O tym, jak fundusze znajdujące się poza budżetem państwa, były wykorzystywane przez rząd Zjednoczonej Prawicy m.in. do ukrywania prawdziwego deficytu państwa i stworzenia "równoległego budżetu, raju wydatkowego" do finansowania różnych potrzeb, pisaliśmy na Konkret24 wielokrotnie. Temat funduszy powrócił po tym, jak 6 grudnia br. Sejm przyjął ustawę budżetową na 2025 rok.

O fundusze pozabudżetowe 8 grudnia br. w programie "Śniadanie Rymanowskiego" w Polsat News spierali się wicemarszałek Sejmu Piotr Zgorzelski, przewodniczący klubu PSL-Trzecia Droga, i Michał Wawer, poseł Konfederacji.

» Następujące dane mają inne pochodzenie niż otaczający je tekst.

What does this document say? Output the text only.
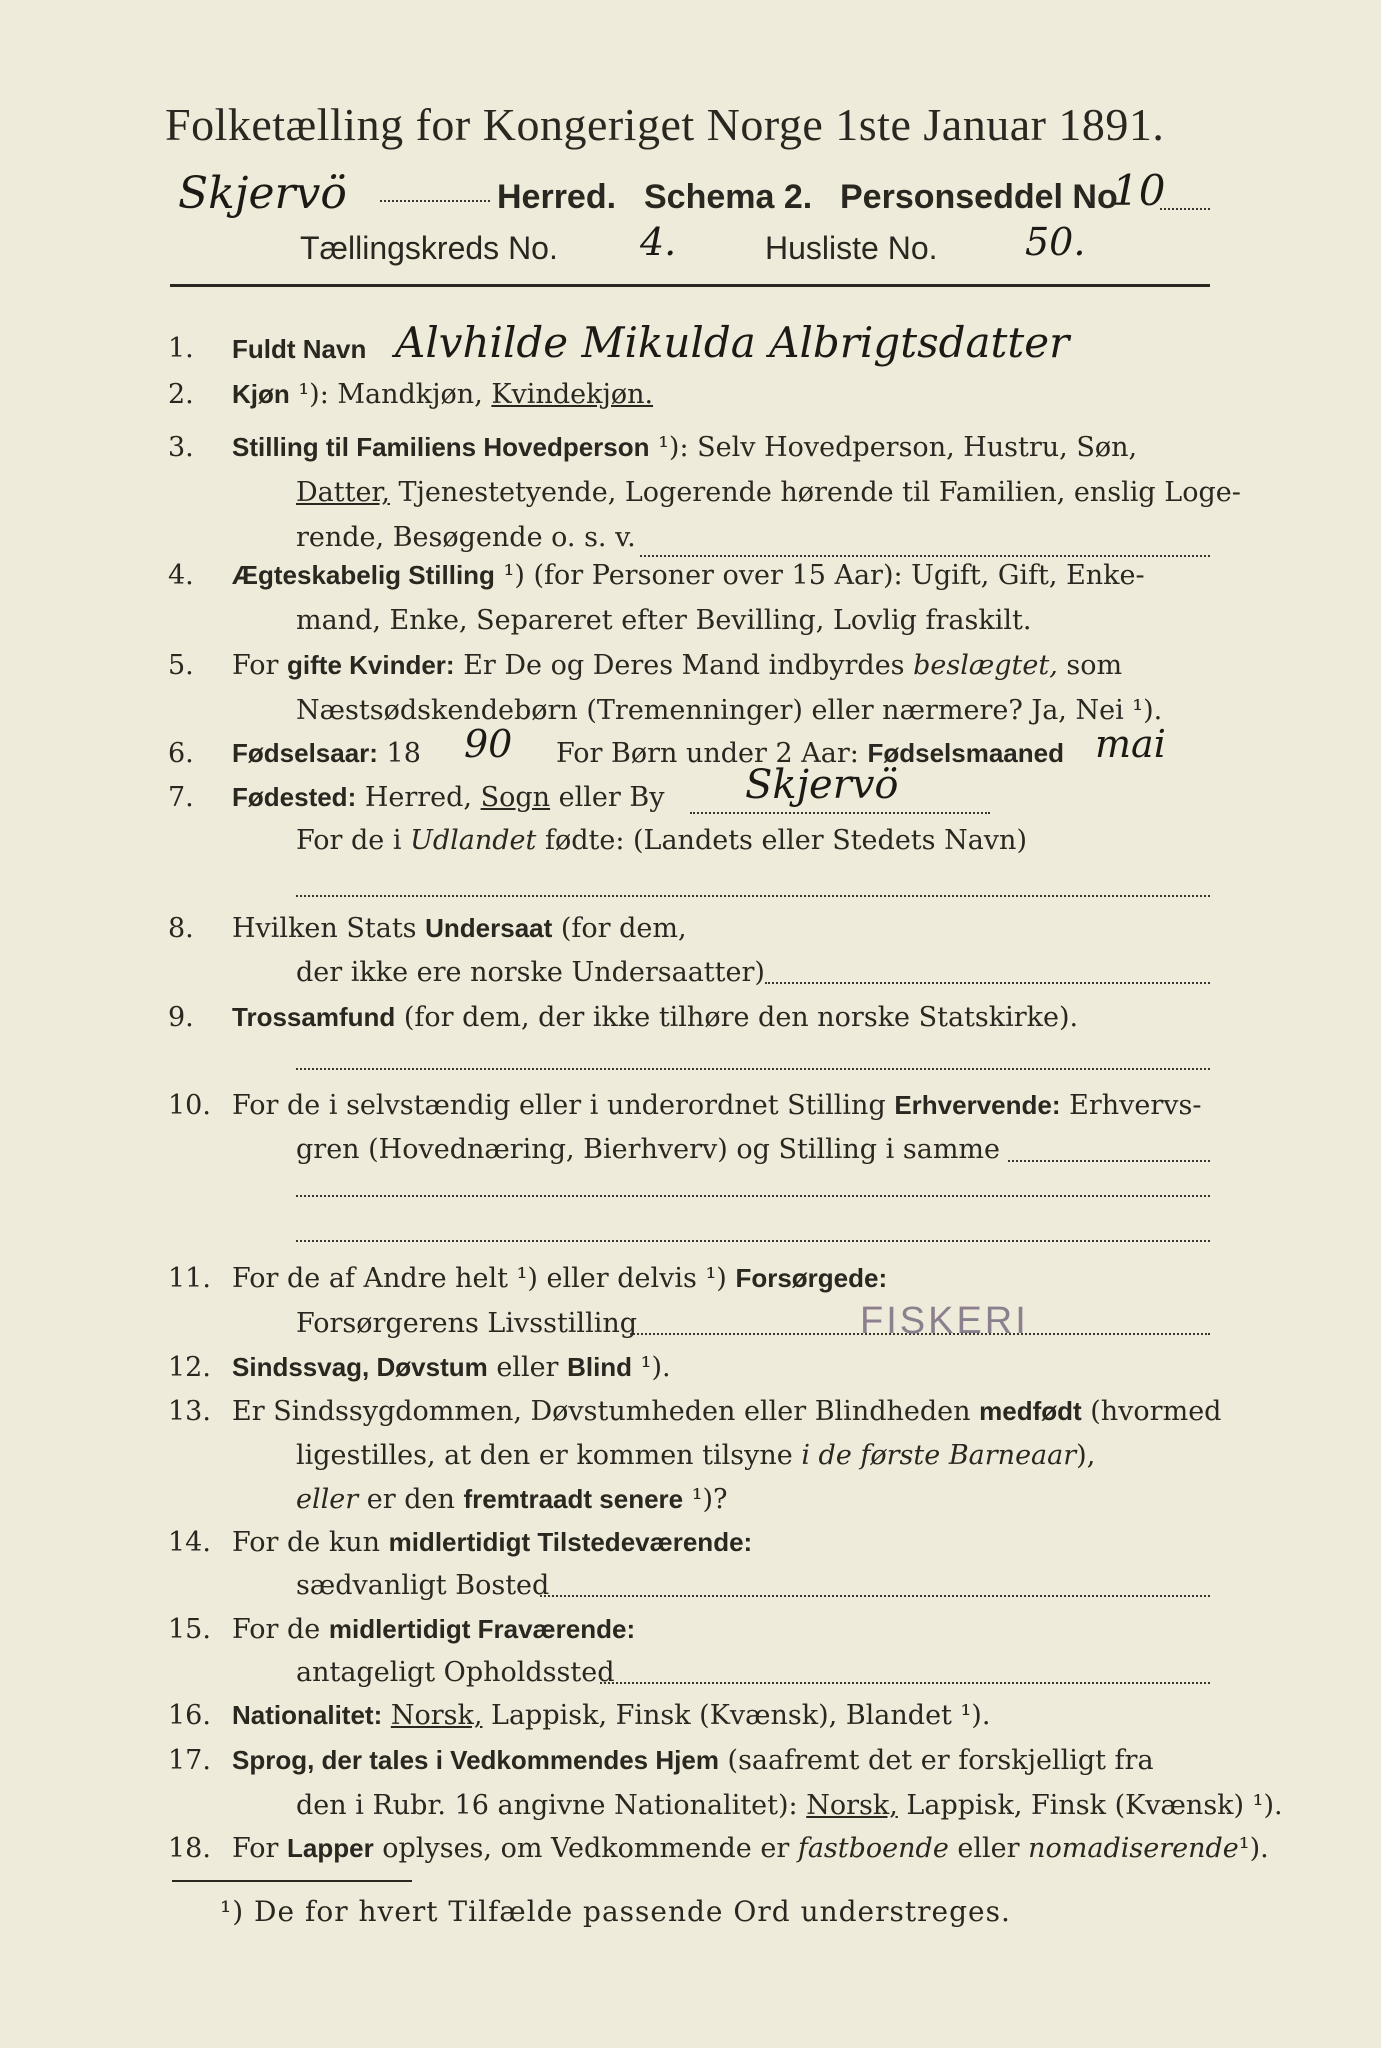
Folketælling for Kongeriget Norge 1ste Januar 1891.
Skjervö	Herred. Schema 2. Personseddel No
10
Tællingskreds No. 4.	Husliste No. 50.
1.	Fuldt Navn Alvhilde Mikulda Albrigtsdatter
2.	Kjøn ¹): Mandkjøn, Kvindekjøn.
3.	Stilling til Familiens Hovedperson ¹): Selv Hovedperson, Hustru, Søn,
Datter, Tjenestetyende, Logerende hørende til Familien, enslig Loge-
rende, Besøgende o. s. v.
4.	Ægteskabelig Stilling ¹) (for Personer over 15 Aar): Ugift, Gift, Enke-
mand, Enke, Separeret efter Bevilling, Lovlig fraskilt.
5.	For gifte Kvinder: Er De og Deres Mand indbyrdes beslægtet, som
Næstsødskendebørn (Tremenninger) eller nærmere? Ja, Nei ¹).
6.	Fødselsaar: 18 90 For Børn under 2 Aar: Fødselsmaaned mai
7.	Fødested: Herred, Sogn eller By Skjervö
For de i Udlandet fødte: (Landets eller Stedets Navn)
8.	Hvilken Stats Undersaat (for dem,
der ikke ere norske Undersaatter)
9.	Trossamfund (for dem, der ikke tilhøre den norske Statskirke).
10. For de i selvstændig eller i underordnet Stilling Erhvervende: Erhvervs-
gren (Hovednæring, Bierhverv) og Stilling i samme
11. For de af Andre helt ¹) eller delvis ¹) Forsørgede:
Forsørgerens Livsstilling	FISKERI
12. Sindssvag, Døvstum eller Blind ¹).
13. Er Sindssygdommen, Døvstumheden eller Blindheden medfødt (hvormed
ligestilles, at den er kommen tilsyne i de første Barneaar),
eller er den fremtraadt senere ¹)?
14. For de kun midlertidigt Tilstedeværende:
sædvanligt Bosted
15. For de midlertidigt Fraværende:
antageligt Opholdssted
16. Nationalitet: Norsk, Lappisk, Finsk (Kvænsk), Blandet ¹).
17. Sprog, der tales i Vedkommendes Hjem (saafremt det er forskjelligt fra
den i Rubr. 16 angivne Nationalitet): Norsk, Lappisk, Finsk (Kvænsk) ¹).
18. For Lapper oplyses, om Vedkommende er fastboende eller nomadiserende¹).
¹) De for hvert Tilfælde passende Ord understreges.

"Nawet jeżeli faktycznie ten deficyt jest duży, to przynajmniej jest pokazane, jaki on jest" - stwierdził Zgorzelski. "Ale to nieprawda" - szybko odpowiedział mu jeden z gości audycji, którego głosu nie udało się nam rozpoznać.

Zgorzelski kontynuował: "Bo do tej pory był pochowany w różnego rodzaju funduszach, w różnego rodzaju innych miejscach, które były poza kontrolą parlamentu i pan, panie...".

Tu wtrącił się poseł Wawer. "Panie marszałku, te fundusze cały czas są. My złożyliśmy poprawkę, żeby nie wpłacać pieniędzy na fundusz covidowy, i ją odrzuciliście" - mówił polityk Konfederacji.

"Pan powinien widzieć, jak wiele już w tym zakresie zrobiono, a jak do niedawna było, że nie miał pan jako poseł kompletnie kontroli nad tym, jak wydaje się [pieniądze] z różnych funduszy" - odpowiedział mu Zgorzelski.

Na to Wawer odparł: "Nadal nie ma [kontroli]".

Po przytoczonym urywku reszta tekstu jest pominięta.